Gorilla warfare: Humans disturb a monster’s habitat in ‘Kong: Skull Island’

This Kong is nearly as tall as the Empire State Building he famously scaled in his first appearance.

Three stars

Kong: Skull Island Tom Hiddleston, Brie Larson, Samuel L. Jackson. Directed by Jordan Vogt-Roberts. Rated PG-13. Opens Friday.

Now that King Kong is being set up to fight Godzilla (as part of the giant-monster-based cinematic universe Warner Bros. and Legendary Pictures are building), he gets some added political relevance in Kong: Skull Island, a 1973-set reboot that places the massive ape alongside his lizard counterpart as a symbol for social unrest. Here, Kong is the misunderstood other being fought in the jungle just as the Vietnam War is ending, but the movie’s period detail mostly amounts to retro fashions and some obvious soundtrack choices. Skull Island is an action movie first and foremost, with its social commentary mostly used just as superficially as its overqualified cast.

That doesn’t mean it can’t be entertaining, and if nothing else it’s livelier and far more concise than Kong’s last big-screen outing, Peter Jackson’s 2005 remake of the 1933 original classic. It’s also far more action-oriented than the 2014 American take on Godzilla that’s been retrofitted into its continuity, with references to the sinister Monarch organization and a fan-baiting post-credits scene. After a bit of throat-clearing to gather a motley crew of scientists, adventurers, soldiers and opportunists for a trip to the newly discovered, previously uncharted Skull Island, the movie wastes little time in delivering its title character, who’s now nearly as tall as the Empire State Building he famously scaled in his first appearance.

Director Jordan Vogt-Roberts’ only previous feature is the mediocre indie dramedy The Kings of Summer, but he proves adept at staging large-scale action and wrangling complicated special effects. From the moment Kong appears onscreen, the movie delivers near-constant action, and the island is filled with brilliantly rendered monstrosities, including giant spiders, lizard-like underground creatures and a supersized variation on the walking-stick bug.

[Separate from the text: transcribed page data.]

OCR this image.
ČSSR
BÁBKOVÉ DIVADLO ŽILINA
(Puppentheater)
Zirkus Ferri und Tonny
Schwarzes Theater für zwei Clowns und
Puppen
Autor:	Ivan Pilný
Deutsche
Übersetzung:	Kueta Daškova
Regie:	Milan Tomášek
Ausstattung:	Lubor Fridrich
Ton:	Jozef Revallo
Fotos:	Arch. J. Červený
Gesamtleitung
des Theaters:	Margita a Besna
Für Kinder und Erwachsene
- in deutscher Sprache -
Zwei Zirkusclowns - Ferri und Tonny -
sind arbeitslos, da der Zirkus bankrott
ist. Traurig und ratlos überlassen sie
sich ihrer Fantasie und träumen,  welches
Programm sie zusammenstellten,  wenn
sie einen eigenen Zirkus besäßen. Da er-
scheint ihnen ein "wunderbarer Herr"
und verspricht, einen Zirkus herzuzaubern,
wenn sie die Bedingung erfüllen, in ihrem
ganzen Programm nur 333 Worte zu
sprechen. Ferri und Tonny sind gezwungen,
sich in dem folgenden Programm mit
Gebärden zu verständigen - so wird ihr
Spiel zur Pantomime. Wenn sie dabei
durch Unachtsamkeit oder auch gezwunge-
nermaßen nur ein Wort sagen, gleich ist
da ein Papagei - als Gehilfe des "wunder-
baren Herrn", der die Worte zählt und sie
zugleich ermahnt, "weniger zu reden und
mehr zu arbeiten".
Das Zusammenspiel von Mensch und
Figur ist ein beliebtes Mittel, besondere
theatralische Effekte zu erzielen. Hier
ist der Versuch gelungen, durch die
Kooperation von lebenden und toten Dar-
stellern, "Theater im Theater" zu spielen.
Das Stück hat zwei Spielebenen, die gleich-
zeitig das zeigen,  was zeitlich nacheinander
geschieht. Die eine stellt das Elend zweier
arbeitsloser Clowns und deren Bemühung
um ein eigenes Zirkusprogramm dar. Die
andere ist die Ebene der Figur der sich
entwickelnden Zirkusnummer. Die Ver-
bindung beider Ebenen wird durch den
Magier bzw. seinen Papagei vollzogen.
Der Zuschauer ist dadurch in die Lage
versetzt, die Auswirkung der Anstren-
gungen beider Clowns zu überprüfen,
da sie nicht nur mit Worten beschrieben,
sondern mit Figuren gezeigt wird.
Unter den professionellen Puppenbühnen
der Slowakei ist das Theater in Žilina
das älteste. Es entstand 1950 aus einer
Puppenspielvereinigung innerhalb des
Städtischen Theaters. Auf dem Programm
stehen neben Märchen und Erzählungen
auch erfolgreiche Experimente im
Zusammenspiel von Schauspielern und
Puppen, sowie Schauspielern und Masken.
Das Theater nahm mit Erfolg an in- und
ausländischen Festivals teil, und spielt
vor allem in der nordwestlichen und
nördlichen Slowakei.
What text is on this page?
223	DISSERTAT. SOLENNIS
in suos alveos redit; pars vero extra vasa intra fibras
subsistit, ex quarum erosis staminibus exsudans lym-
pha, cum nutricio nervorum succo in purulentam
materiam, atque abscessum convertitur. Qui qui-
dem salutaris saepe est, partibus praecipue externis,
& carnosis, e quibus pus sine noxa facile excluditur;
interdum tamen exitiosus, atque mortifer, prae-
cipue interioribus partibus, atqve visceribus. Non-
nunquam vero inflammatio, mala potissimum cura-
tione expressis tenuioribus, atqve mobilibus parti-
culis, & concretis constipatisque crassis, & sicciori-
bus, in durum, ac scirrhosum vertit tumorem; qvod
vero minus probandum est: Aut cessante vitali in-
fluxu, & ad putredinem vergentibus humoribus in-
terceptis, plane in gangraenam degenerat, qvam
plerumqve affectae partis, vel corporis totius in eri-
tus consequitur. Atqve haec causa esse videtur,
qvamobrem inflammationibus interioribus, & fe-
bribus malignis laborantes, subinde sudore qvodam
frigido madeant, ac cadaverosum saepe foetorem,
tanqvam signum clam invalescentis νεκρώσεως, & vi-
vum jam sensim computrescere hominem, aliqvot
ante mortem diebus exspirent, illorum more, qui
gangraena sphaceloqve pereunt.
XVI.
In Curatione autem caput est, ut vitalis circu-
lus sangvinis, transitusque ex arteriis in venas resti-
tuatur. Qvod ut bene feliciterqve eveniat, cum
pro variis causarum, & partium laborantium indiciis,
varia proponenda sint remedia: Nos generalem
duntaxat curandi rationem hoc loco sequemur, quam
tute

In contrast, the humans are almost an afterthought, and the movie squanders the talents of Tom Hiddleston, Brie Larson, Samuel L. Jackson and John Goodman, among others, in one-dimensional roles. Only John C. Reilly, playing a pilot stranded on the island for decades, gets to shine, providing much-needed comic relief and a little poignancy. He’s a beacon of humanity in a movie otherwise successfully focused on pounding its humans into pulp.